TRIBUNAL CANTONAL

COUR DE DROIT ADMINISTRATIF ET PUBLIC

 

Arrêt du 7 septembre 2011

Composition

M. Vincent Pelet, président; MM. Rémy Balli et Robert Zimmermann, juges.

 

Recourante

 

X.________ SA, M. Y.________, à St-Cierges,

  

Autorité intimée

 

Administration cantonale des impôts, 

  

Autorité concernée

 

Administration fédérale des contributions, Division principale DAT,  

  

 

Objet

Impôt cantonal et communal (sauf soustraction)      

 

Recours X.________ SA c/ décision de l'Administration cantonale des impôts, du 7 avril 2010 (taxation d'office de la période fiscale 2007 - ICC, IFD - irrecevabilité de la réclamation)

 

Vu les faits suivants

A.                                Le 23 septembre 2008, l'Office d'impôt des personnes morales (ci-après : l'OIPM) a sommé la société X.________ SA (ci-après: la société, la contribuable ou la recourante) de déposer une déclaration d'impôt 2007. La contribuable a répondu par lettre datée du 20 septembre 2007, reçue le 27 octobre 2008, en annonçant la déclaration requise "d'ici la fin de la semaine prochaine".

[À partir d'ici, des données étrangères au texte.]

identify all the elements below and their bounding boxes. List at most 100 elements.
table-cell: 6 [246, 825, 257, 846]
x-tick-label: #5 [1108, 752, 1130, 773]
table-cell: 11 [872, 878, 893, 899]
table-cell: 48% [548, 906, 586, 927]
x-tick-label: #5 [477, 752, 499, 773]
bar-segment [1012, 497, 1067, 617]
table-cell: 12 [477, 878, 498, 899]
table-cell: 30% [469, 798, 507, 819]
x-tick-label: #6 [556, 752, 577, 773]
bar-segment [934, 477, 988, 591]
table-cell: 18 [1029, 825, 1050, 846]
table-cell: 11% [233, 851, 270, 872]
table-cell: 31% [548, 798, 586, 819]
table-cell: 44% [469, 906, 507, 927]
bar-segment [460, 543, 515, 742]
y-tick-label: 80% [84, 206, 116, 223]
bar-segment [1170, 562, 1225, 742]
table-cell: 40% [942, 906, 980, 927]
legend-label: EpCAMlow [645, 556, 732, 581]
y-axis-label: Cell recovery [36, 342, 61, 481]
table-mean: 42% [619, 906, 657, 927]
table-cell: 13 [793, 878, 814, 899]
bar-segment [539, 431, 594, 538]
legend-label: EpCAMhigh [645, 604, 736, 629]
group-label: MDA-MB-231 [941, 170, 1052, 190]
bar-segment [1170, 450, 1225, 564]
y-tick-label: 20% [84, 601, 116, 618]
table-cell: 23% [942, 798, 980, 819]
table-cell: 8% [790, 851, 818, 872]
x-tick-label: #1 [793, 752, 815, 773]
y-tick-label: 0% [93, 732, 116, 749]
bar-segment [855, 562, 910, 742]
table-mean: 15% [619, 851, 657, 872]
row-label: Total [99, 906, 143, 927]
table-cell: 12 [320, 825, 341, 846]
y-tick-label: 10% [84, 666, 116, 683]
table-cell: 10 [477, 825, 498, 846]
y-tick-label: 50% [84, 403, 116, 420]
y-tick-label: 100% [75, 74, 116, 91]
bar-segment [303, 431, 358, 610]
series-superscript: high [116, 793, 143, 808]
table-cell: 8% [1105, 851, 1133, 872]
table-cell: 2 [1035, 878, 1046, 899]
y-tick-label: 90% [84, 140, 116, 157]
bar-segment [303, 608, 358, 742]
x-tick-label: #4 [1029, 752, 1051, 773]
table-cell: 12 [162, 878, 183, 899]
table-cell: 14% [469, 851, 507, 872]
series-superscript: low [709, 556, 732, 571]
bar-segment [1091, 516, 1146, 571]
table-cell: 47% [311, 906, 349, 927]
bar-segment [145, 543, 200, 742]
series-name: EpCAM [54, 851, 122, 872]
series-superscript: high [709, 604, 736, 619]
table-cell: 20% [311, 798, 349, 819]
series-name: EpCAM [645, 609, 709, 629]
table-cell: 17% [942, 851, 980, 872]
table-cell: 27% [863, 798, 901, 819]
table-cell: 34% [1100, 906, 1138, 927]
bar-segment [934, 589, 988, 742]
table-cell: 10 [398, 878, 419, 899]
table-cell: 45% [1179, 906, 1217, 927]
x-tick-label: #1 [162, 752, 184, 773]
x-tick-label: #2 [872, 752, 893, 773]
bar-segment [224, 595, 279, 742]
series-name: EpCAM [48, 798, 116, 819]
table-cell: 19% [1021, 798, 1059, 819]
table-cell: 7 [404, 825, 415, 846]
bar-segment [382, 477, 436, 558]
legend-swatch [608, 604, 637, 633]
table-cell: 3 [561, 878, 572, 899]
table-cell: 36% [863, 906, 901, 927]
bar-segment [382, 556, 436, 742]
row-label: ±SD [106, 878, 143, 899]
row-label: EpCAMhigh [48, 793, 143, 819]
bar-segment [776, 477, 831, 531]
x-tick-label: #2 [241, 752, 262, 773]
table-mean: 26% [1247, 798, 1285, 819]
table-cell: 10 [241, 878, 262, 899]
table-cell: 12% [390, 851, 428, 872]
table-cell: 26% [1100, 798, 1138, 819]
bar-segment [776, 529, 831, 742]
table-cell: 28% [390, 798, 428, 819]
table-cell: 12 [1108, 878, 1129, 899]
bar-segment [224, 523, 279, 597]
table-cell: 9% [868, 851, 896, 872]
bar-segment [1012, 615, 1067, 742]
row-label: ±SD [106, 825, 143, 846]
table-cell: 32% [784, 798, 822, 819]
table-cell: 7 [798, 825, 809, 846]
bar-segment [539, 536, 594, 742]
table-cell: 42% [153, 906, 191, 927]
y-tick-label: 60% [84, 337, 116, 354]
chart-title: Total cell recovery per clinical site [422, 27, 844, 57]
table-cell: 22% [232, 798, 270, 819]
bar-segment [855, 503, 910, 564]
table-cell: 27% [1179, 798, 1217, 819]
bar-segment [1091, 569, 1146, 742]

La société n'a cependant pas déposé la déclaration annoncée; aussi s'est-elle vu notifier des amendes d'ordre le 12 novembre 2008, en matière d'impôt cantonal, communal (ICC) et fédéral direct (IFD); ces prononcés d'amendes ne figurent pas au dossier.

Le 30 novembre 2008, la société a requis - à titre exceptionnel - un ultime délai au 17 décembre 2008 pour le dépôt de sa déclaration 2007. La requérante expose qu'elle connaît des problèmes financiers, en raison d'un litige avec l'un de ses débiteurs, portant sur un montant de l'ordre de 240'000 francs. Cette requête est demeurée sans suite.

B.                               Le 23 avril 2009, l'OIPM a notifié à la société des taxations d'office, fixant le bénéfice imposable de l'exercice 2007 à 80'000 fr. en matière d'impôt cantonal, communal et fédéral direct et le capital à 220'000 francs.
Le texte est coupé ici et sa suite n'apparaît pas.